Lula não esquece que Dilma entregou o governo e o país ao “ajuste” que na campanha repudiou como “coisa de tucano”. Nem o fato de que “estamos há seis meses discutindo ajuste, e ajuste não é programa de governo, depois vem o quê?”. Lula cobra: “tem de mudar”, porque a situação está resumida no silêncio de Dilma a uma pergunta sua: “Companheira, você lembra qual foi a última notícia boa que demos ao país?”. Lula tem de memória até a data, 16 de março, em que fez a pergunta, para provar que desde a eleição o governo “não deu ao país uma só notícia boa”.
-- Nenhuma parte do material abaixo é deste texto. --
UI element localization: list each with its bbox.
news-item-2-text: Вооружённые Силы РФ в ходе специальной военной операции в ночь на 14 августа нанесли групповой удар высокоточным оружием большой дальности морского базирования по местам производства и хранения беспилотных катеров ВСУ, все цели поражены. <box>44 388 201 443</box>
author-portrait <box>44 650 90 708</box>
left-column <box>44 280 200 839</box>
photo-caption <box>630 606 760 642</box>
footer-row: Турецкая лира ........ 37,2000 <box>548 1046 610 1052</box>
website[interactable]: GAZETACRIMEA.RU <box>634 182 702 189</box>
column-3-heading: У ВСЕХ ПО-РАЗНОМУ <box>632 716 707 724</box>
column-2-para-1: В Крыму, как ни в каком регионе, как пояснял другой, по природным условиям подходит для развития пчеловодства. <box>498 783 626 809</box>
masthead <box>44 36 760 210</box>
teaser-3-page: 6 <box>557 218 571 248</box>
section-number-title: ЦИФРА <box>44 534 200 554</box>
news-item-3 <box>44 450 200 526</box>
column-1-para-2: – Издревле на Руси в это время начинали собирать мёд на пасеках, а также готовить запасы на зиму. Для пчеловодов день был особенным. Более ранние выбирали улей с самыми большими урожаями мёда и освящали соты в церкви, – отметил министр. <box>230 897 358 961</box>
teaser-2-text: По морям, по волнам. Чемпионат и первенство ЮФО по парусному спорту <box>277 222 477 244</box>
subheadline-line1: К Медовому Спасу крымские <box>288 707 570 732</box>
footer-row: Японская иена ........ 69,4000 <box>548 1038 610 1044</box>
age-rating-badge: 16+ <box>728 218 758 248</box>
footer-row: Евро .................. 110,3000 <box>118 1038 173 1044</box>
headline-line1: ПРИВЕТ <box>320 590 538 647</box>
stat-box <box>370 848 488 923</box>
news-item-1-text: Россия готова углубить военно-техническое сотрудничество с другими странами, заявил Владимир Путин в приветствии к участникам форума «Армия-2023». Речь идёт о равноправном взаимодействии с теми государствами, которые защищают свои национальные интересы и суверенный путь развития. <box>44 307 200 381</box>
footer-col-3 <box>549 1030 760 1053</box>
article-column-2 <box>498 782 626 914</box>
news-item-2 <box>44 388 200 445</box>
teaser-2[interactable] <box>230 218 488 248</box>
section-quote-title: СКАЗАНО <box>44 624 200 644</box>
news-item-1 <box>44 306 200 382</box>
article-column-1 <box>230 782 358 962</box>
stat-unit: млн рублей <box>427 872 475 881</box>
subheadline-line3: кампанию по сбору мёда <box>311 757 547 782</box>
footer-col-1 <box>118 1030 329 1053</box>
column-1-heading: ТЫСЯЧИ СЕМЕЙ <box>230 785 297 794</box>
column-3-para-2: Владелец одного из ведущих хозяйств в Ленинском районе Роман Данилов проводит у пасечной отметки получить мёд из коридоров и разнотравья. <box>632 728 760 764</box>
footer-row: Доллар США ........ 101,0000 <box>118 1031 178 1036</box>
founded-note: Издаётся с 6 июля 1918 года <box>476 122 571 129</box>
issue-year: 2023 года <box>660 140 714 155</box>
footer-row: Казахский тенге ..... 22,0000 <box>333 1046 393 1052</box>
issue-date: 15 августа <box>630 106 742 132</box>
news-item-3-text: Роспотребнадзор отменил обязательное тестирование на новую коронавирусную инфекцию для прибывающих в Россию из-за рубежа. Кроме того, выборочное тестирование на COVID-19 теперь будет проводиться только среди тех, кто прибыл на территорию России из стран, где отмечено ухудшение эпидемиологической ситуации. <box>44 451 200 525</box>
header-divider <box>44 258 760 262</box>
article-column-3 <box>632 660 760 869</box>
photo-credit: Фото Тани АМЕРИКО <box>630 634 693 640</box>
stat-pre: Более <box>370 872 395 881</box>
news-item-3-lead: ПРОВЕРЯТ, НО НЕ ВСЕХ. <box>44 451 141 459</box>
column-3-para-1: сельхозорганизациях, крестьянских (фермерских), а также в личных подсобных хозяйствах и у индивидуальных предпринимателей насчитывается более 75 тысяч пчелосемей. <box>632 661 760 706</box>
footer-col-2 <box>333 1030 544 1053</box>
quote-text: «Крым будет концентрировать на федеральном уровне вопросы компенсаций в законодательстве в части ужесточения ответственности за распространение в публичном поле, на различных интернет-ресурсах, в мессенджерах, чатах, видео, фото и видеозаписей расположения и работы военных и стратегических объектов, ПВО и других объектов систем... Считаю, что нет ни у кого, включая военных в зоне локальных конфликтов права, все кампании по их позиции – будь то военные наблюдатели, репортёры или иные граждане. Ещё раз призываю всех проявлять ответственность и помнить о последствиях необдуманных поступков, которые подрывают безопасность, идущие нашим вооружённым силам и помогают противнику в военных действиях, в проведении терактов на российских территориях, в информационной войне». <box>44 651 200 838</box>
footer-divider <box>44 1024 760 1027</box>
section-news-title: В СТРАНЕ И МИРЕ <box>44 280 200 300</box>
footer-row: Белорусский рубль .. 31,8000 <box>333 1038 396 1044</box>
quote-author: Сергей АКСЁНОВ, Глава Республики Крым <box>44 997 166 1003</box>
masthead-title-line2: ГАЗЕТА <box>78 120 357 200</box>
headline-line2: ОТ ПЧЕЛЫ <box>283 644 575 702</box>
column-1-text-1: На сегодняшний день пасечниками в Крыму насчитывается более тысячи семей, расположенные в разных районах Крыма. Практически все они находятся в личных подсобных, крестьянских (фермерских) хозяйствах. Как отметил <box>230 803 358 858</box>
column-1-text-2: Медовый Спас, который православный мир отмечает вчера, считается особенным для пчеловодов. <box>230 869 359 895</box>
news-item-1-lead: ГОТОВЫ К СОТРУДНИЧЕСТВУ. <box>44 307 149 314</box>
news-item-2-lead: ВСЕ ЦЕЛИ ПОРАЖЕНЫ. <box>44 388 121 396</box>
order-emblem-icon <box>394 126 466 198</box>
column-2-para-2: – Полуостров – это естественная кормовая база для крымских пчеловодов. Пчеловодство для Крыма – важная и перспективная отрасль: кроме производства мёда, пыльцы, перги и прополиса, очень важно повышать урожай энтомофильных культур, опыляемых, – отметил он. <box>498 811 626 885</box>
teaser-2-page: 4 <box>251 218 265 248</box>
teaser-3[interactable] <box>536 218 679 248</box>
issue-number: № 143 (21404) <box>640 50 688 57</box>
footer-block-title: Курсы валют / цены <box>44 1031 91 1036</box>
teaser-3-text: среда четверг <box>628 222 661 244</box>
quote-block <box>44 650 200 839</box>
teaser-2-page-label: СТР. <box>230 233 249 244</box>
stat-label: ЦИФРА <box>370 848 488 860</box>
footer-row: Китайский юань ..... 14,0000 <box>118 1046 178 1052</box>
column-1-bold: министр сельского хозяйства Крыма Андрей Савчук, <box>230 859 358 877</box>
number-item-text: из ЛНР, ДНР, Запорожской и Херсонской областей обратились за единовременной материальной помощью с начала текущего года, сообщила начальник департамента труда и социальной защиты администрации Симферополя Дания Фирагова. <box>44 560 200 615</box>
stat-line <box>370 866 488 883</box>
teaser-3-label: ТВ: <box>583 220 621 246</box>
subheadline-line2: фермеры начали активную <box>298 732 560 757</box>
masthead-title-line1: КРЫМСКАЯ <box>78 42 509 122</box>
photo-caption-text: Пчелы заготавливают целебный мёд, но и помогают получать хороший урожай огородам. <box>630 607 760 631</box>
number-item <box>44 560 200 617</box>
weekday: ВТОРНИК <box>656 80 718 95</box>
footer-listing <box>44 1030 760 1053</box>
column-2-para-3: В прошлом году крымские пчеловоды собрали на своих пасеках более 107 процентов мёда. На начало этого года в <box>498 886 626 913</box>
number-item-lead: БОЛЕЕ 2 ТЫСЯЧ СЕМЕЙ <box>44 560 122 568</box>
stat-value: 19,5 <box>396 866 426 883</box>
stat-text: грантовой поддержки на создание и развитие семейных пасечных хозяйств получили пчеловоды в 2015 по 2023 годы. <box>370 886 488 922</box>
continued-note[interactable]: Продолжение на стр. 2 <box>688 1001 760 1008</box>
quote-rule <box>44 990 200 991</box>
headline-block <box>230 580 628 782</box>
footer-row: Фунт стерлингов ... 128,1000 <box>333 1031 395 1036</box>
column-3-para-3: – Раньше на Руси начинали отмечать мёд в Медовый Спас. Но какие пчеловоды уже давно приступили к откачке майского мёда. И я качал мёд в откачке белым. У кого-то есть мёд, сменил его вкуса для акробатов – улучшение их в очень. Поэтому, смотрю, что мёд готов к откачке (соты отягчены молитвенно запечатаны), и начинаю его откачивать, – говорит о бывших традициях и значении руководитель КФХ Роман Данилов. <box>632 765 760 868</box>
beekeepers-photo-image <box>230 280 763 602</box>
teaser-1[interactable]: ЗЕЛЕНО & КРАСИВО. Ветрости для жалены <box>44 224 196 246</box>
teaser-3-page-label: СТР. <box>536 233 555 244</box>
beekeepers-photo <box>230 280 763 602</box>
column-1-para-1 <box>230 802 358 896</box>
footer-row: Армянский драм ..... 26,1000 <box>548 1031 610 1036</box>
E então? “Mudar.” Mas o que é necessário para convencer Dilma? No seu desabafo, Lula sublinhou a surdez de Dilma, sua escolhida, até para ele. É explicável que esteja desalentado. Ou, como diz, “cansado”. Mas é certo que tem intenções, ou não abriria essa fase de franquezas inconvencionais para um político do seu nível.

Lula estava criticado pelo silêncio, Lula está criticado porque falou. Pode ser que daqui a pouco seja criticado por dar algum sentido prático, seja qual for, às suas mensagens, várias apenas implícitas. Como sugere a decisão de emiti-las.